Connection to Incidental Contact

Incidental Contact is the lowest-cost mechanism for building the common ground that shared intentionality requires. You can’t form a “we” with someone you’ve never encountered. Repeated incidental contact builds familiarity — the baseline mutual recognition that makes joint commitment possible. The path from stranger to neighbor to partner in a shared project runs through dozens of small, unplanned encounters.

This is why physical design matters for shared intentionality. Car-dependent environments prevent the encounters that build common ground. Walkable, centrally organized environments produce them automatically. The incidental contact isn’t the shared intentionality — but it’s the precondition.

The Formation Challenge

Wellspring faces a specific version of the shared intentionality problem: how do you develop genuine “we-intentions” among people who chose to move into the same development but may not share much else?
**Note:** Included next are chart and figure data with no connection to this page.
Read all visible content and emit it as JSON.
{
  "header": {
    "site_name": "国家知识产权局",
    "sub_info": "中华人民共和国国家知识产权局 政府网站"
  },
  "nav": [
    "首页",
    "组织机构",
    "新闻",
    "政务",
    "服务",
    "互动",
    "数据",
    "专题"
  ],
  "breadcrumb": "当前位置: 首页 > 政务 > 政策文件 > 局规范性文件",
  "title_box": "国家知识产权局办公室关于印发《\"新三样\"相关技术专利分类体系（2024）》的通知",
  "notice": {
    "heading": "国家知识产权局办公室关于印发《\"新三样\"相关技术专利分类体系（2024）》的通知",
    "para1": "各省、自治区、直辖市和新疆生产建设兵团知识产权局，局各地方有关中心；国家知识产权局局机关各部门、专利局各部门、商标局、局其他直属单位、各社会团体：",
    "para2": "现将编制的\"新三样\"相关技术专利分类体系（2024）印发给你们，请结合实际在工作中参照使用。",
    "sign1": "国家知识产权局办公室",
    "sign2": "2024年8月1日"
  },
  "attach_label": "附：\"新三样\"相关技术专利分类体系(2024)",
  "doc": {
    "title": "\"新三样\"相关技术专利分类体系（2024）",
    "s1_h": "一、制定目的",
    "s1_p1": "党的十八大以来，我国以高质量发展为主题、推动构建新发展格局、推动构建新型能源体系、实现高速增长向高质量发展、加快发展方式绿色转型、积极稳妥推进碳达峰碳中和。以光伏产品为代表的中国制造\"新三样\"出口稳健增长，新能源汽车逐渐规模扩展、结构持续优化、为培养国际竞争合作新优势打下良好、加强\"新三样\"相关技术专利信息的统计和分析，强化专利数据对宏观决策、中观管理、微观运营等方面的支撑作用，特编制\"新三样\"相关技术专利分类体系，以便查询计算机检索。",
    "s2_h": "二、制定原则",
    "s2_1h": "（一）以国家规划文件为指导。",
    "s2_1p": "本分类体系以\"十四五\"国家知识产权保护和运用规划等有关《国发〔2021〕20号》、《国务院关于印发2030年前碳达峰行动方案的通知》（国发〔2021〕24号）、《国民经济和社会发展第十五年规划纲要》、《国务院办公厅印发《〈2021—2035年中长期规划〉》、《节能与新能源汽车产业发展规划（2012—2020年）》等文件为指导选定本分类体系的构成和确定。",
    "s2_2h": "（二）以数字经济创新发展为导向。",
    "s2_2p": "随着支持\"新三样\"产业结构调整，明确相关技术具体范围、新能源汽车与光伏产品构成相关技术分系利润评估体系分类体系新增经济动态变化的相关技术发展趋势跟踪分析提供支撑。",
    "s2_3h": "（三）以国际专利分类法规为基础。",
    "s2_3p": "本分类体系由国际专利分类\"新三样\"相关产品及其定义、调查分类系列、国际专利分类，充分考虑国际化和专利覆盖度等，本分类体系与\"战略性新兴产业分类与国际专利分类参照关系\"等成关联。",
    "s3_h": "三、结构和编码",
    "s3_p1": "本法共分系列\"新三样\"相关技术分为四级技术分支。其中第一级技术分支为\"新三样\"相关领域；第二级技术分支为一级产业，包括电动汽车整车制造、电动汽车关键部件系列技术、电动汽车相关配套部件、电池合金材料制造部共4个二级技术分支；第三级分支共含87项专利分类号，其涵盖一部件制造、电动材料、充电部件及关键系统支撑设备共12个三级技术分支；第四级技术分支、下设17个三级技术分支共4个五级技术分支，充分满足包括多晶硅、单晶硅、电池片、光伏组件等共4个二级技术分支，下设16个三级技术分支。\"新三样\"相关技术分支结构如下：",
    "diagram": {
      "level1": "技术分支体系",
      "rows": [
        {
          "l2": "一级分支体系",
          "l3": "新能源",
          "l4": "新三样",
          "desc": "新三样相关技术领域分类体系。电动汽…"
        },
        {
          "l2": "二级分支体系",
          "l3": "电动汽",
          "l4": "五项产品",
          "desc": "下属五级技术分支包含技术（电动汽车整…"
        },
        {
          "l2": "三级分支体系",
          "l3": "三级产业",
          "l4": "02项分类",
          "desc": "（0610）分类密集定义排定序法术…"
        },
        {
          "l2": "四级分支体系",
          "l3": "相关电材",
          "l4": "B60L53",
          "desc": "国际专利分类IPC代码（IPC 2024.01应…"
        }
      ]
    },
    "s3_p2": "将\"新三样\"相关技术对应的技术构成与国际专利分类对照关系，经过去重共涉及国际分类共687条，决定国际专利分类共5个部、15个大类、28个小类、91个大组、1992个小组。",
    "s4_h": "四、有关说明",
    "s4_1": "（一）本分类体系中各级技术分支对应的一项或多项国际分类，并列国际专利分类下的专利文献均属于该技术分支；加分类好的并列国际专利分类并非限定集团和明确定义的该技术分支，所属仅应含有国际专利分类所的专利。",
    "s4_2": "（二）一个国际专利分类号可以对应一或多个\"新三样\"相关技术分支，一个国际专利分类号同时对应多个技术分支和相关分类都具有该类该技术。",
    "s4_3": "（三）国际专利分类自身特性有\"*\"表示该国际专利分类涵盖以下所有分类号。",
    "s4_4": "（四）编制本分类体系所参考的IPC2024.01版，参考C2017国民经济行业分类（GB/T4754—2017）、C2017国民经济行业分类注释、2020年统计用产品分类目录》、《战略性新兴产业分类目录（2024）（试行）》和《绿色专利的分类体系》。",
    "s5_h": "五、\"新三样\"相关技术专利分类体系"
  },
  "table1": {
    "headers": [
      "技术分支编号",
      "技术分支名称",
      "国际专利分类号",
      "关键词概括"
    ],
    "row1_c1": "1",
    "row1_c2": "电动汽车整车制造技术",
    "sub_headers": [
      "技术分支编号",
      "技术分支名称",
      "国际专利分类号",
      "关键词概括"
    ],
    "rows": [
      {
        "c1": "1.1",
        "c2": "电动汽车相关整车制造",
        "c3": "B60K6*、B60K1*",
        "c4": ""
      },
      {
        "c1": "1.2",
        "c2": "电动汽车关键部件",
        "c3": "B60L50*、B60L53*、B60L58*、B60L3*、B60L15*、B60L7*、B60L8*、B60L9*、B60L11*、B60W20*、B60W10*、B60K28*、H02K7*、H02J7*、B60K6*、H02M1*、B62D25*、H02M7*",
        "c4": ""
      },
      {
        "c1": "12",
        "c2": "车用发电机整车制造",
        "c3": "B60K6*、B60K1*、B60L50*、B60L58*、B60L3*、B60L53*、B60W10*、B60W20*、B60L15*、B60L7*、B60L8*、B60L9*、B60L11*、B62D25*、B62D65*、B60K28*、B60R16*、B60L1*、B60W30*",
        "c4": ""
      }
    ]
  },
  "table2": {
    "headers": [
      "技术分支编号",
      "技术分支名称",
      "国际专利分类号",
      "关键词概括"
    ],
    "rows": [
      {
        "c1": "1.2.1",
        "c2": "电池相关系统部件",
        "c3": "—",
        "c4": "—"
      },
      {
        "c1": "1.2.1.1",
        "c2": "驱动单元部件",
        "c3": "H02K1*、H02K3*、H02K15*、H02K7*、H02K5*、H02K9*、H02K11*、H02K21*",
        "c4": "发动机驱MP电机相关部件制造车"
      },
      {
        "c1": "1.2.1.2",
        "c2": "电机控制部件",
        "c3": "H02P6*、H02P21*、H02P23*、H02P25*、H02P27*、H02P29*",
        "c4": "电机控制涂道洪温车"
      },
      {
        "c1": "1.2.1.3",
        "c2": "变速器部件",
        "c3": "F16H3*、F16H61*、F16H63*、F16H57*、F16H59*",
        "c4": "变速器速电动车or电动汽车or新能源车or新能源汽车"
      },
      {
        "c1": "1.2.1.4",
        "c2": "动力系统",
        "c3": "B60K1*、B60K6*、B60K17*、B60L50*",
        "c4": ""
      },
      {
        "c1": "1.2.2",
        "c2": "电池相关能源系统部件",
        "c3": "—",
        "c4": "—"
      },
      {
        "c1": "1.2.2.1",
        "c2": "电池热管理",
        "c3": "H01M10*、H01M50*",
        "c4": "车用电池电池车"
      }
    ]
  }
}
The project has several structural advantages:

Cooperative governance as joint intentionality practice. Every governance meeting is an exercise in forming shared goals, deliberating together, and committing jointly to decisions. If done well, this is repeated practice at the core skill. If done badly — if governance becomes a vote-and-comply structure rather than genuine deliberation — the practice doesn’t develop.

Shared maintenance as embodied collaboration. Working together on physical tasks — gardening, repairs, cleaning common space — is joint intentionality at its most concrete. You’re literally doing something together, adjusting to each other, producing a shared outcome. This is why community workdays matter beyond their utilitarian function: they’re training in “we.”

The financial structure as shared commitment. The CLT ground lease, the cooperative blanket mortgage, the shared equity structure — these create literal shared stakes. Your housing costs are connected to your neighbors’ housing costs. The community’s financial health is your financial health. This isn’t abstract solidarity; it’s structural interdependence.

And several risks:

Ideological “we” as substitute for practiced “we.” It’s easy to share a vision statement and feel like you’ve formed shared intentionality. But agreeing on principles is not the same as practicing joint commitment through difficulty. The “we” has to be forged in the work, not just declared in the mission.

Founder effects. If the founding group develops strong shared intentionality among themselves, new residents may experience the community as a pre-formed “we” they’re trying to join rather than a “we” they’re co-creating. This is the magic circle forming around the founding cohort. Onboarding has to be genuine co-creation, not assimilation.

Capacity constraints. Per Self-Determination Theory, shared intentionality has a cognitive cost. Forming and maintaining we-intentions requires executive function — monitoring the shared goal, adjusting to the partner, managing the joint commitment. For residents with limited capacity, the activation energy of shared intentionality may be too high unless the community creates low-cost entry points. Incidental contact, low-stakes shared tasks, and predictable rhythms all reduce this cost.

The Design Question

The question isn’t whether Wellspring can produce shared intentionality — any group of humans living together will develop some. The questions are:

  1. How deep does it go? Surface-level (“we share a parking lot”) vs. genuine (“we are jointly committed to each other’s flourishing”).
  2. How wide does it reach? Only among the founding cohort, or across the whole community including newcomers?
  3. Does it transfer? Only inside the community boundary, or does the capacity for “we-thinking” generalize to other relationships and contexts?
  4. Does it survive reification? When the norms harden into structures, does the shared practice that produced them persist?

These are the village problem, stated in cognitive terms.